Our Chemistry class went on a field trip yesterday, to a seismic surveying site (like the alliteration there?). It’s close to Cochrane, and the scientists there do demonstrations for groups of people of all ages, ranging from children to adults. The main reason for going there, that I found, was to try to recruit us into the oil and gas industry. Geophysics seems very interesting, especially when you realize that there could be mountain ranges, valleys, and caves under the very ground that you tread on to go to school every single day. The use of explosives to map the subterranean struck me as being very innovative, as well as practical. The explosives, usually dynamite, create a wave of energy underground, which creates vibrations, which in turn are read by sensory equipment called geophones. Another way of transferring energy into the ground is through vibroseis trucks; these trucks slam the ground with large plates, creating the same effect as dynamite, only on a smaller scale. These techniques are used to determine the location of buried natural resources, such as oil, natural gas, and more recently, water. Personally, I found the demonstrations and explanations somewhat tedious and boring. I believe that there should have been more hands-on experience with the equipment. The most interesting part of the day came at the end, when the crew at the station set off some dynamite in order to show us how the energy (in the form of p waves and sheer waves) is transferred through the ground. They staged an air rescue as well, using a helicopter to rescue a mock victim. A machine that I found interesting was the mulcher, a machine which grinds trees into mulch during the laying down of survey lines. What struck me as ironic about this machine is that it was advertised in a video as being “economically friendly,” while it was ripping down enormous, old trees.

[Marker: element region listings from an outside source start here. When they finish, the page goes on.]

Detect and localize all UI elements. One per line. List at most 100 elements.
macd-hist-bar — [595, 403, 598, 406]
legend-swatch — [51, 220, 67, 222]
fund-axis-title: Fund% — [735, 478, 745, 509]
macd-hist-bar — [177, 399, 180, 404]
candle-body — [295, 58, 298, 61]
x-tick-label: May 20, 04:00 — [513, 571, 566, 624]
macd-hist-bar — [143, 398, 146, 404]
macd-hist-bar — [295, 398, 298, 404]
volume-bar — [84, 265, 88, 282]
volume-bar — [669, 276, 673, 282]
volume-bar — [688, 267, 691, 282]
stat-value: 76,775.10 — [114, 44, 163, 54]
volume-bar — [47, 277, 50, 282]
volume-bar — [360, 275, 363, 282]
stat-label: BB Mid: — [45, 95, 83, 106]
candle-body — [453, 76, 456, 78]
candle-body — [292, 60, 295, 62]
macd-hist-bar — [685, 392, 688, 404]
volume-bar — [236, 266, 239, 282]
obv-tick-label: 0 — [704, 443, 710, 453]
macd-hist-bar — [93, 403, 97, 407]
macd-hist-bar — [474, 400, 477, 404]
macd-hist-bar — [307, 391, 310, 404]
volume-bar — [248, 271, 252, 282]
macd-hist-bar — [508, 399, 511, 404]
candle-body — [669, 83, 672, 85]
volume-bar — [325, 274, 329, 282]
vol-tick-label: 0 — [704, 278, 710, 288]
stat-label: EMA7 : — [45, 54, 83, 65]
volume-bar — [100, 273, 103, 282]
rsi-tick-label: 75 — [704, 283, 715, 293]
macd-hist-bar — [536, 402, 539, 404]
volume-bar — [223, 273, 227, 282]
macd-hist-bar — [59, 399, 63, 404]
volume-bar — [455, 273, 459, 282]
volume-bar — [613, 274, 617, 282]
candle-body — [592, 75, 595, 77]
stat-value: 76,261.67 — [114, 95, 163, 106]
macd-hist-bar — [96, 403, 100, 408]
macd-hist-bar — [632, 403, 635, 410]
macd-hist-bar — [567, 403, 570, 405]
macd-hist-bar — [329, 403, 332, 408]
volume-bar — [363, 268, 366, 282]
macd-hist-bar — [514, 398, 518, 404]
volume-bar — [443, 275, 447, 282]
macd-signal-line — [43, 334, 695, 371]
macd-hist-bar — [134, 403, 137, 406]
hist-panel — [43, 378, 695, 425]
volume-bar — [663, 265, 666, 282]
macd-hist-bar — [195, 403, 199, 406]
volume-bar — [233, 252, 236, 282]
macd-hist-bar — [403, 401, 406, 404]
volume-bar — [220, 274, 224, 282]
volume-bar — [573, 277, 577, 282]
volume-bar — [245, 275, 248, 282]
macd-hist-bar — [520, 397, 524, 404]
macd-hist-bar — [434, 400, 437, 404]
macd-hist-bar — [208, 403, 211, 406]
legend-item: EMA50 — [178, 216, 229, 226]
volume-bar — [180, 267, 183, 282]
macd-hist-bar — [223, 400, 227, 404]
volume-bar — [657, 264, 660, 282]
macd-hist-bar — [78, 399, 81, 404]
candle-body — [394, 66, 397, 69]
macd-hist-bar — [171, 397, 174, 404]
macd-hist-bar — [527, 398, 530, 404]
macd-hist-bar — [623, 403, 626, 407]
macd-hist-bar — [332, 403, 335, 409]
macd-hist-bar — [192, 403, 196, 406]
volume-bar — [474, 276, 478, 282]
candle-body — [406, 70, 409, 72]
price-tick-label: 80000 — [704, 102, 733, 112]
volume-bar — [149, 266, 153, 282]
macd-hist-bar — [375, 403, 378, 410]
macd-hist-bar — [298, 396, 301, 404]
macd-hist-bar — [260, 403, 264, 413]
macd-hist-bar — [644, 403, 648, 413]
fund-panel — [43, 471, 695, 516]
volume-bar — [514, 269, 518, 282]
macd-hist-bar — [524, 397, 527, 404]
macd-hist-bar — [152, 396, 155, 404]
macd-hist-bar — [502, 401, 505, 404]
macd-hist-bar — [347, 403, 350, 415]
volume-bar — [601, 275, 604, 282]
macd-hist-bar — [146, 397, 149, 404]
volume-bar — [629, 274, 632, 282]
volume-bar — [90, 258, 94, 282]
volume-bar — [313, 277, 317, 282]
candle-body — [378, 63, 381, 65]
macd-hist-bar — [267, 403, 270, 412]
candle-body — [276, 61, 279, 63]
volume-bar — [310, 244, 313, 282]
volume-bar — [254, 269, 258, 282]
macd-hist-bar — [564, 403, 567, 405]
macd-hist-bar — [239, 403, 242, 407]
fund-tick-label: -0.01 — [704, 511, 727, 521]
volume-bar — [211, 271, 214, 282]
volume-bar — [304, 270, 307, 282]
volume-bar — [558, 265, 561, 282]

In the end, I found the trip worthwhile, though a bit lengthy. Thankfully, it was a nice day, unlike last year’s class, who faced a sudden snow storm (alliteration again =D). Even though walking between stations was exhausting, it was entertaining talking to some of my friends. The stories one tells in a classroom are radically different than the stories told in an outdoor setting, in the middle of a forest. I have always loved hiking and being outdoors, so I found the whole day that much more enjoyable than the, shall we say, gamers of IB.

My school marks aren’t doing so great as of now, but I hope they improve sometime in the very near future. The best way to increase my History mark is to get a hundred percent on my essay on Tuesday. This weekend will be spent in reading my History textbook, because I really want to be able to get a perfect score for the first time in high school History.